Hello Mr. Miles,
Yours is an interesting question but one might assume that if Indians learned how to use muzzle loaders more than once, the basic idea of dropping powder into a tube, followed by a ball or bullet, and ignited with a flint or cap being not overly dissimilar to the function of a paper or metallic cartridge, they would have readily taken to reloading out of necessity at least on occasion, provided that they had access to the necessary materials. I think the answer to your question is that they did, in one way or another.
Did they cast bullets or crimp them and all of that bother? Undoubtedly some did.

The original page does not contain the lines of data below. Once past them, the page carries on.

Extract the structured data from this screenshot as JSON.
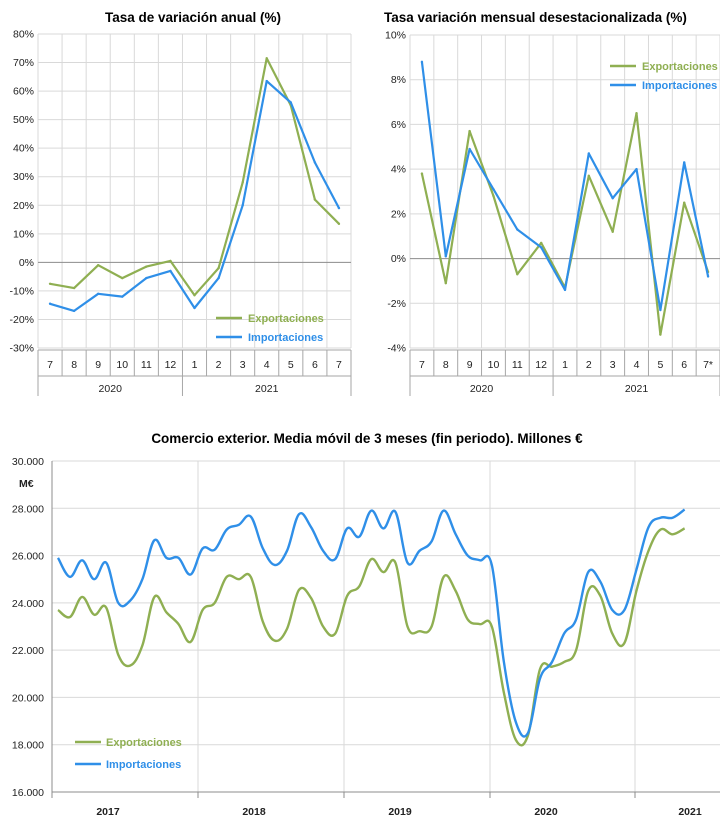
{
  "colors": {
    "exportaciones": "#8faf52",
    "importaciones": "#2f8fe8"
  },
  "chart_data": [
    {
      "type": "line",
      "title": "Tasa de variación anual (%)",
      "categories": [
        "7",
        "8",
        "9",
        "10",
        "11",
        "12",
        "1",
        "2",
        "3",
        "4",
        "5",
        "6",
        "7"
      ],
      "years": [
        {
          "label": "2020",
          "from": 0,
          "to": 5
        },
        {
          "label": "2021",
          "from": 6,
          "to": 12
        }
      ],
      "ylim": [
        -30,
        80
      ],
      "yticks": [
        -30,
        -20,
        -10,
        0,
        10,
        20,
        30,
        40,
        50,
        60,
        70,
        80
      ],
      "ytick_labels": [
        "-30%",
        "-20%",
        "-10%",
        "0%",
        "10%",
        "20%",
        "30%",
        "40%",
        "50%",
        "60%",
        "70%",
        "80%"
      ],
      "legend": "bottom-right",
      "series": [
        {
          "name": "Exportaciones",
          "color_key": "exportaciones",
          "values": [
            -7.5,
            -9,
            -1,
            -5.5,
            -1.5,
            0.5,
            -11.5,
            -2,
            28,
            71.5,
            55,
            22,
            13.5
          ]
        },
        {
          "name": "Importaciones",
          "color_key": "importaciones",
          "values": [
            -14.5,
            -17,
            -11,
            -12,
            -5.5,
            -3,
            -16,
            -5.5,
            20,
            63.5,
            56,
            35,
            19
          ]
        }
      ]
    },
    {
      "type": "line",
      "title": "Tasa variación mensual desestacionalizada (%)",
      "categories": [
        "7",
        "8",
        "9",
        "10",
        "11",
        "12",
        "1",
        "2",
        "3",
        "4",
        "5",
        "6",
        "7*"
      ],
      "years": [
        {
          "label": "2020",
          "from": 0,
          "to": 5
        },
        {
          "label": "2021",
          "from": 6,
          "to": 12
        }
      ],
      "ylim": [
        -4,
        10
      ],
      "yticks": [
        -4,
        -2,
        0,
        2,
        4,
        6,
        8,
        10
      ],
      "ytick_labels": [
        "-4%",
        "-2%",
        "0%",
        "2%",
        "4%",
        "6%",
        "8%",
        "10%"
      ],
      "legend": "top-right",
      "series": [
        {
          "name": "Exportaciones",
          "color_key": "exportaciones",
          "values": [
            3.8,
            -1.1,
            5.7,
            2.8,
            -0.7,
            0.7,
            -1.3,
            3.7,
            1.2,
            6.5,
            -3.4,
            2.5,
            -0.6
          ]
        },
        {
          "name": "Importaciones",
          "color_key": "importaciones",
          "values": [
            8.8,
            0.1,
            4.9,
            3.1,
            1.3,
            0.5,
            -1.4,
            4.7,
            2.7,
            4.0,
            -2.3,
            4.3,
            -0.8
          ]
        }
      ]
    },
    {
      "type": "line",
      "title": "Comercio exterior. Media móvil de 3 meses (fin periodo). Millones €",
      "ylabel": "M€",
      "ylim": [
        16000,
        30000
      ],
      "yticks": [
        16000,
        18000,
        20000,
        22000,
        24000,
        26000,
        28000,
        30000
      ],
      "ytick_labels": [
        "16.000",
        "18.000",
        "20.000",
        "22.000",
        "24.000",
        "26.000",
        "28.000",
        "30.000"
      ],
      "years": [
        "2017",
        "2018",
        "2019",
        "2020",
        "2021"
      ],
      "x_start": 0,
      "x_end": 54,
      "legend": "bottom-left",
      "series": [
        {
          "name": "Exportaciones",
          "color_key": "exportaciones",
          "values": [
            23700,
            23400,
            24250,
            23500,
            23800,
            21800,
            21350,
            22200,
            24250,
            23600,
            23100,
            22350,
            23700,
            24000,
            25100,
            25000,
            25100,
            23200,
            22400,
            22900,
            24550,
            24200,
            23000,
            22700,
            24300,
            24700,
            25850,
            25300,
            25700,
            23000,
            22800,
            23000,
            25100,
            24500,
            23300,
            23100,
            23000,
            20200,
            18200,
            18400,
            21200,
            21300,
            21500,
            22000,
            24500,
            24300,
            22700,
            22300,
            24500,
            26200,
            27100,
            26900,
            27150
          ]
        },
        {
          "name": "Importaciones",
          "color_key": "importaciones",
          "values": [
            25900,
            25100,
            25800,
            25000,
            25700,
            24000,
            24100,
            25000,
            26650,
            25900,
            25900,
            25200,
            26300,
            26250,
            27100,
            27300,
            27650,
            26300,
            25600,
            26200,
            27750,
            27200,
            26200,
            25850,
            27150,
            26800,
            27900,
            27150,
            27850,
            25700,
            26200,
            26600,
            27900,
            26900,
            26000,
            25800,
            25600,
            21500,
            18950,
            18500,
            20800,
            21500,
            22700,
            23300,
            25300,
            24900,
            23700,
            23700,
            25400,
            27200,
            27600,
            27600,
            27950
          ]
        }
      ]
    }
  ]
}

In my first wife's family there is plenty of evidence that they did. The manufacture of rimfire brass might have been beyond the technology or most tribal Indians, but certainly not beyond their intelligence to understand, all humans being created equal according to Thomas Jefferson and others. And like many of the rest of us, it must have been a lot easier to acquire copper or brass-cased loaded cartridges through trade or some other type of acquisition than to go through the mess, fuss and frustration of handloading. After all, how many shooters today understand how cartridges are produced or the technology behind them? How many would bother with handloading if they did? Most just buy 'em, load 'em into a gun, and shoot 'em without much thought to how the cartridge is assembled or the physics involved.
At least that is how I see it. Deputy Bumpus "Mad Bumpy" Jones, formerly of Ohio and now of the Great Wild West.